En février 1946, Jean Vilar tourne un film de Marcel Carné, Les Portes de la Nuit. Il y incarne le Destin. Il vient d’obtenir le Prix du Théâtre pour Meurtre dans la Cathédrale de T. S. Eliott, décerné unanimement par la critique en août 1946. Mais, si l’on en croit cet entrefilet des Dernières Dépêches du 1er février 1946, il voit déjà très loin :
« Jean Villar (sic), metteur en scène de "Meurtre dans la Cathédrale" voir grand. Enhardi par le succès, il voudrait fonder, d’accord avec le théâtre Édouard VII une illustre compagnie.
On chuchote des noms, Maria Casarès, Gérard Philippe (sic), Pierre Dux.
Bref, une sorte d’United Artists français.
Le seul inconvénient est que les comédiens envisagés ne sont pas encore au courant. »
Ce projet d’association formé avec le Théâtre Édouard VII a vu le jour début janvier. Jean Vilar par lui-même (Maison Jean Vilar, 1991) en révèle les principes :
« Une association est formée entre Monsieur Béteille, Directeur du Théâtre Édouard VII, et un certain nombre de comédiens, pour une durée de deux ans, dans le but de créer dans Paris un centre théâtral où toutes les activités concernant le théâtre (jeux scéniques, représentations publiques, école, troupes, régies, administration, machinerie, service des éclairages…) soient utilisés, non seulement pour une fin commerciale et de profit, ais surtout dans le but désintéressé de servir l’art du théâtre.
Le siège et les manifestations artistiques de ce centre sera fixé et auront lieu au Théâtre Edouard VII, qui pour une durée de deux ans sera uniquement utilisé dans ce but. »
Cette vision du théâtre en forme de service semble déjà former une sorte de prémices de ce que sera le Théâtre National Populaire…

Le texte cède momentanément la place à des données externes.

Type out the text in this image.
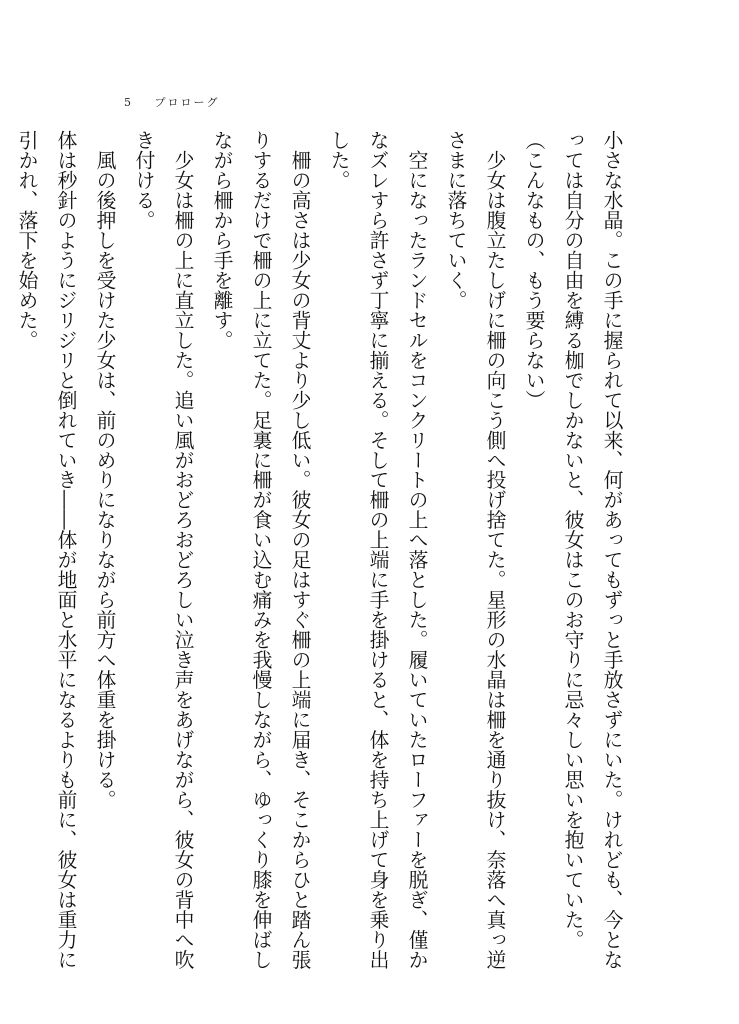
5 プロローグ
小さな水晶。この手に握られて以来、何があってもずっと手放さずにいた。けれども、今とな
っては自分の自由を縛る枷でしかないと、彼女はこのお守りに忌々しい思いを抱いていた。
（こんなもの、もう要らない）
　少女は腹立たしげに柵の向こう側へ投げ捨てた。星形の水晶は柵を通り抜け、奈落へ真っ逆
さまに落ちていく。
　空になったランドセルをコンクリートの上へ落とした。履いていたローファーを脱ぎ、僅か
なズレすら許さず丁寧に揃える。そして柵の上端に手を掛けると、体を持ち上げて身を乗り出
した。
　柵の高さは少女の背丈より少し低い。彼女の足はすぐ柵の上端に届き、そこからひと踏ん張
りするだけで柵の上に立てた。足裏に柵が食い込む痛みを我慢しながら、ゆっくり膝を伸ばし
ながら柵から手を離す。
　少女は柵の上に直立した。追い風がおどろおどろしい泣き声をあげながら、彼女の背中へ吹
き付ける。
　風の後押しを受けた少女は、前のめりになりながら前方へ体重を掛ける。
体は秒針のようにジリジリと倒れていき――体が地面と水平になるよりも前に、彼女は重力に
引かれ、落下を始めた。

Jean Vilar approcha-t-il alors Gérard Philipe ? Il semble que cet écho n’ait été qu’une rumeur de coulisses. Jean Vilar n’y fera apparemment jamais allusion, et dans le célèbre récit de la rencontre du comédien et de l’animateur par le peintre et décorateur Léon Gischia, collaborateur et ami de Vilar qui assistait à leur entretien en octobre ou novembre 1948, on n’en trouve aucun rappel.
« (…) Contrairement à mon habitude, j’arrive en retard. Quelqu’un est en train de lire — et de mimer — (fort bien !) un poème. Pour moi c'est évidemment Philipe. Un grand jeune homme blond écoute et regarde le lecteur avec une déférente admiration. Ce ne peut être que l’auteur.
Présentations. Le grand jeune homme timide et blond, c’est Gérard Philipe (il s’est fait décolorer les cheveux pour jouer dans le film Tous les chemins mènent à Rome). Le lecteur si sûr de lui, c’est Henri Pichette qui vient de donner à Vilar la primeur de ce qui deviendra par la suite Nucléa (si je ne me trompe...).
Après bien des tergiversations et des détours, au tout dernier moment et lorsque Philipe s’est déjà levé pour partir, Jean se décide enfin à manger le morceau. Avec une apparente désinvolture, il offre à Gérard de jouer le Cid au prochain festival d’Avignon qu’il est en train de mettre sur pied. Gérard qui jusque-là a été la gentillesse même, devient aussitôt très réservé. Il a l’air de considérer la proposition comme saugrenue. D'ailleurs il déclare n'être d’accord ni avec Corneille en général, ni avec le Cid en particulier.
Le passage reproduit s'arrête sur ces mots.